Battlefield medical attention is not tidy. It's really not just wrapping the boo-boo in gauze and administering a syrette. Battlefield treatment does not stop just because a latex glove tears (almost always).

Take if from someone who HAS had a hand fishing around inside my belly to find and pinch off the severed femoral artery that had retracted back into my abdomen. No glove. You can't feel the artery with gloves on.

Since: Mar 09

Location hidden

#18 Nov 21, 2012
Fa-Foxy wrote:
<quoted text>
I was MERELY pointing out that those two diseases ARE contagious.
And Leprosy is 100% curable at the very low cost of $150 in treatment, so it's a damn shame tht leprosy has not been eradicated. It's a very disfiguring disease, easily treated and cured, that cause many people affliced with it to become social outcasts.
Not "cured". Controlled. Hanson's Bacillus cannot be eradicated from the body, but like Tuberculosis it can be rendered dormant.

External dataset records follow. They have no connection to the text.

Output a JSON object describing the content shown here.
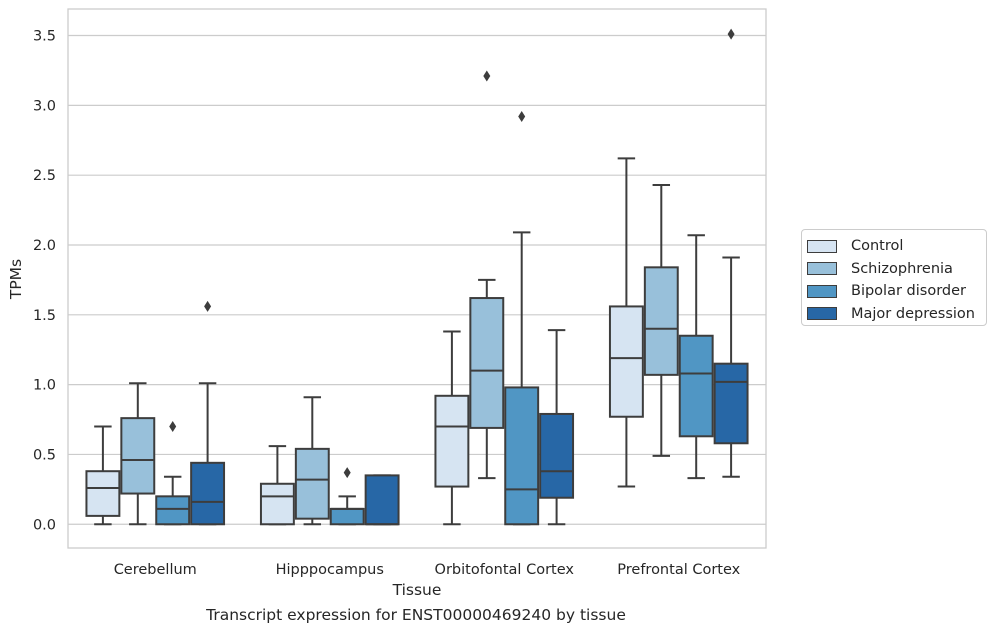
{
  "chart_data": {
    "type": "box",
    "title": "",
    "caption": "Transcript expression for ENST00000469240 by tissue",
    "xlabel": "Tissue",
    "ylabel": "TPMs",
    "ylim": [
      -0.17,
      3.69
    ],
    "yticks": [
      "0.0",
      "0.5",
      "1.0",
      "1.5",
      "2.0",
      "2.5",
      "3.0",
      "3.5"
    ],
    "ytick_values": [
      0.0,
      0.5,
      1.0,
      1.5,
      2.0,
      2.5,
      3.0,
      3.5
    ],
    "grid": "horizontal",
    "legend_position": "outside-right",
    "categories": [
      "Cerebellum",
      "Hipppocampus",
      "Orbitofontal Cortex",
      "Prefrontal Cortex"
    ],
    "series": [
      {
        "name": "Control",
        "color": "#d6e4f2",
        "boxes": [
          {
            "whislo": 0.0,
            "q1": 0.06,
            "med": 0.26,
            "q3": 0.38,
            "whishi": 0.7,
            "fliers": []
          },
          {
            "whislo": 0.0,
            "q1": 0.0,
            "med": 0.2,
            "q3": 0.29,
            "whishi": 0.56,
            "fliers": []
          },
          {
            "whislo": 0.0,
            "q1": 0.27,
            "med": 0.7,
            "q3": 0.92,
            "whishi": 1.38,
            "fliers": []
          },
          {
            "whislo": 0.27,
            "q1": 0.77,
            "med": 1.19,
            "q3": 1.56,
            "whishi": 2.62,
            "fliers": []
          }
        ]
      },
      {
        "name": "Schizophrenia",
        "color": "#98c0da",
        "boxes": [
          {
            "whislo": 0.0,
            "q1": 0.22,
            "med": 0.46,
            "q3": 0.76,
            "whishi": 1.01,
            "fliers": []
          },
          {
            "whislo": 0.0,
            "q1": 0.04,
            "med": 0.32,
            "q3": 0.54,
            "whishi": 0.91,
            "fliers": []
          },
          {
            "whislo": 0.33,
            "q1": 0.69,
            "med": 1.1,
            "q3": 1.62,
            "whishi": 1.75,
            "fliers": [
              3.21
            ]
          },
          {
            "whislo": 0.49,
            "q1": 1.07,
            "med": 1.4,
            "q3": 1.84,
            "whishi": 2.43,
            "fliers": []
          }
        ]
      },
      {
        "name": "Bipolar disorder",
        "color": "#5096c4",
        "boxes": [
          {
            "whislo": 0.0,
            "q1": 0.0,
            "med": 0.11,
            "q3": 0.2,
            "whishi": 0.34,
            "fliers": [
              0.7
            ]
          },
          {
            "whislo": 0.0,
            "q1": 0.0,
            "med": 0.11,
            "q3": 0.11,
            "whishi": 0.2,
            "fliers": [
              0.37
            ]
          },
          {
            "whislo": 0.0,
            "q1": 0.0,
            "med": 0.25,
            "q3": 0.98,
            "whishi": 2.09,
            "fliers": [
              2.92
            ]
          },
          {
            "whislo": 0.33,
            "q1": 0.63,
            "med": 1.08,
            "q3": 1.35,
            "whishi": 2.07,
            "fliers": []
          }
        ]
      },
      {
        "name": "Major depression",
        "color": "#2767a6",
        "boxes": [
          {
            "whislo": 0.0,
            "q1": 0.0,
            "med": 0.16,
            "q3": 0.44,
            "whishi": 1.01,
            "fliers": [
              1.56
            ]
          },
          {
            "whislo": 0.0,
            "q1": 0.0,
            "med": 0.0,
            "q3": 0.35,
            "whishi": 0.35,
            "fliers": []
          },
          {
            "whislo": 0.0,
            "q1": 0.19,
            "med": 0.38,
            "q3": 0.79,
            "whishi": 1.39,
            "fliers": []
          },
          {
            "whislo": 0.34,
            "q1": 0.58,
            "med": 1.02,
            "q3": 1.15,
            "whishi": 1.91,
            "fliers": [
              3.51
            ]
          }
        ]
      }
    ]
  }
}
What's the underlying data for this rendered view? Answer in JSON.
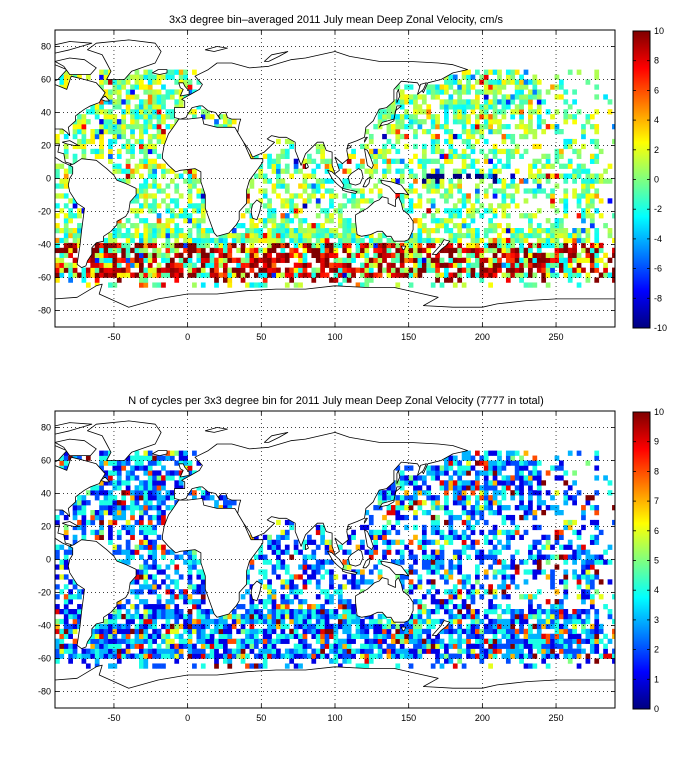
{
  "chart_data": [
    {
      "type": "heatmap",
      "title": "3x3 degree bin–averaged 2011 July mean Deep Zonal Velocity, cm/s",
      "xlim": [
        -90,
        290
      ],
      "ylim": [
        -90,
        90
      ],
      "xticks": [
        -50,
        0,
        50,
        100,
        150,
        200,
        250
      ],
      "yticks": [
        80,
        60,
        40,
        20,
        0,
        -20,
        -40,
        -60,
        -80
      ],
      "grid": true,
      "colormap": "jet",
      "colorbar": {
        "min": -10,
        "max": 10,
        "ticks": [
          10,
          8,
          6,
          4,
          2,
          0,
          -2,
          -4,
          -6,
          -8,
          -10
        ]
      },
      "bin_size_deg": 3
    },
    {
      "type": "heatmap",
      "title": "N of cycles per 3x3 degree bin for 2011 July mean Deep Zonal Velocity (7777 in total)",
      "xlim": [
        -90,
        290
      ],
      "ylim": [
        -90,
        90
      ],
      "xticks": [
        -50,
        0,
        50,
        100,
        150,
        200,
        250
      ],
      "yticks": [
        80,
        60,
        40,
        20,
        0,
        -20,
        -40,
        -60,
        -80
      ],
      "grid": true,
      "colormap": "jet",
      "colorbar": {
        "min": 0,
        "max": 10,
        "ticks": [
          10,
          9,
          8,
          7,
          6,
          5,
          4,
          3,
          2,
          1,
          0
        ]
      },
      "bin_size_deg": 3,
      "total_cycles": 7777
    }
  ]
}
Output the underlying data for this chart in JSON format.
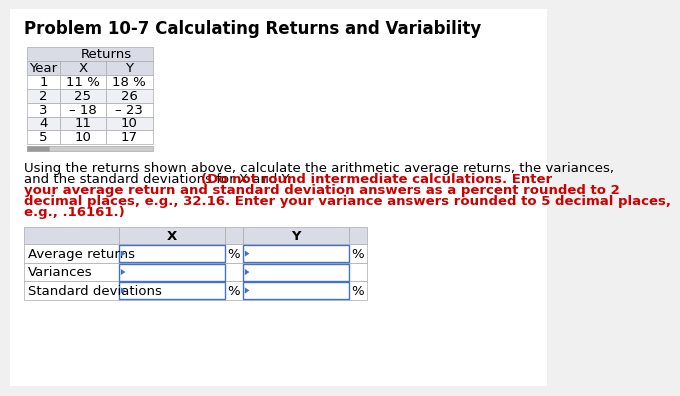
{
  "title": "Problem 10-7 Calculating Returns and Variability",
  "title_fontsize": 12,
  "bg_color": "#f0f0f0",
  "content_bg": "#ffffff",
  "table1": {
    "col_headers": [
      "Year",
      "X",
      "Y"
    ],
    "rows": [
      [
        "1",
        "11 %",
        "18 %"
      ],
      [
        "2",
        "25",
        "26"
      ],
      [
        "3",
        "– 18",
        "– 23"
      ],
      [
        "4",
        "11",
        "10"
      ],
      [
        "5",
        "10",
        "17"
      ]
    ],
    "header_bg": "#d9dce6",
    "row_alt_bg": "#eef0f5",
    "cell_bg": "#ffffff",
    "border_color": "#aaaaaa"
  },
  "para_line1": "Using the returns shown above, calculate the arithmetic average returns, the variances,",
  "para_line2_normal": "and the standard deviations for X and Y. ",
  "para_line2_red": "(Do not round intermediate calculations. Enter",
  "para_line3": "your average return and standard deviation answers as a percent rounded to 2",
  "para_line4": "decimal places, e.g., 32.16. Enter your variance answers rounded to 5 decimal places,",
  "para_line5": "e.g., .16161.)",
  "table2": {
    "col_headers": [
      "",
      "X",
      "",
      "Y",
      ""
    ],
    "rows": [
      [
        "Average returns",
        "",
        "%",
        "",
        "%"
      ],
      [
        "Variances",
        "",
        "",
        "",
        ""
      ],
      [
        "Standard deviations",
        "",
        "%",
        "",
        "%"
      ]
    ],
    "header_bg": "#d9dce6",
    "label_bg": "#ffffff",
    "input_bg": "#ffffff",
    "border_color": "#aaaaaa",
    "input_border": "#4472c4"
  },
  "text_black": "#000000",
  "text_red": "#cc0000",
  "font_size_title": 12,
  "font_size_body": 9.5,
  "font_size_table": 9.5,
  "triangle_color": "#4472c4"
}
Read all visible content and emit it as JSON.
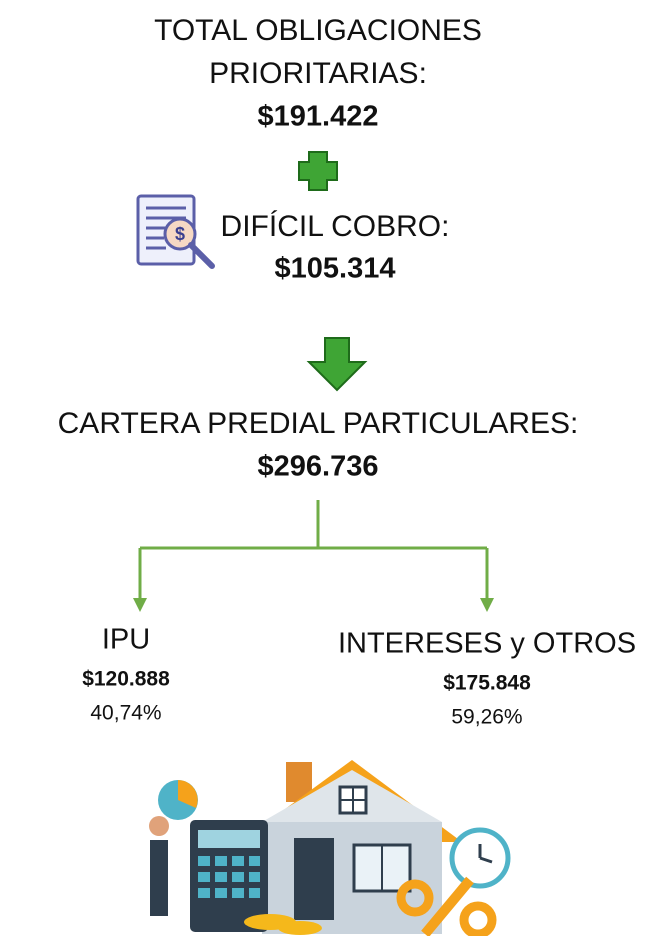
{
  "top": {
    "label_line1": "TOTAL OBLIGACIONES",
    "label_line2": "PRIORITARIAS:",
    "amount": "$191.422"
  },
  "middle": {
    "label": "DIFÍCIL COBRO:",
    "amount": "$105.314"
  },
  "total": {
    "label": "CARTERA PREDIAL PARTICULARES:",
    "amount": "$296.736"
  },
  "branches": [
    {
      "label": "IPU",
      "amount": "$120.888",
      "share": "40,74%"
    },
    {
      "label": "INTERESES y OTROS",
      "amount": "$175.848",
      "share": "59,26%"
    }
  ]
}
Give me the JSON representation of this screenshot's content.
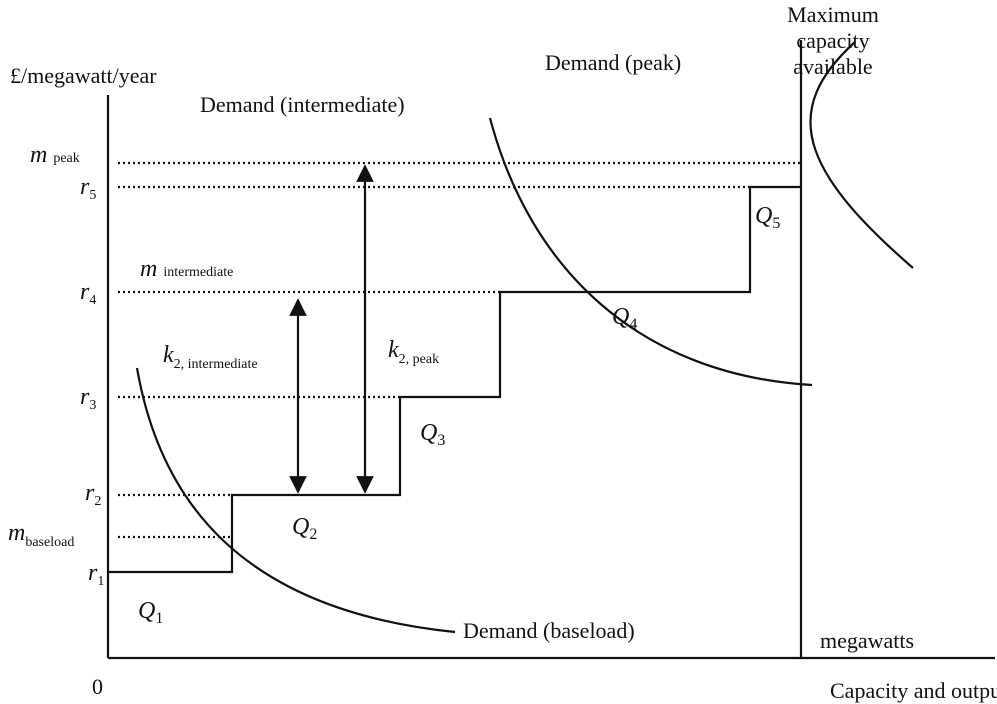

“Together for 24, legal for 5”

Since: Sep 07

Littleton, NH

#19 Nov 21, 2012
snyper wrote:
<quoted text>
Battlefield medical attention is not tidy. It's really not just wrapping the boo-boo in gauze and administering a syrette. Battlefield treatment does not stop just because a latex glove tears (almost always).
Take if from someone who HAS had a hand fishing around inside my belly to find and pinch off the severed femoral artery that had retracted back into my abdomen. No glove. You can't feel the artery with gloves on.
I am sympathetic to your argument. But I don't believe you addressed mine, which is based on statistical chance.

It seems to me you're playing the same game as those who have unprotected sex with partners they believe to be HIV- without knowing. They feel secure because they don't know. Is it possible that it's better to know that there are soldiers presenting a minimized level of risk, rather than to pretend that there aren't any soldiers presenting a very high level of risk?

“ reality, what a concept”

Since: Nov 07

this one

#20 Nov 21, 2012
snyper wrote:
That's kinda scary unless they reclassify infected combat troops to the rear in non-combat positions. I'm not current on that. Do they?
Until the most recent change in the regulations, those who tested positive could not even qualify for an overseas posting, even with the changes made they will still be barred from combat.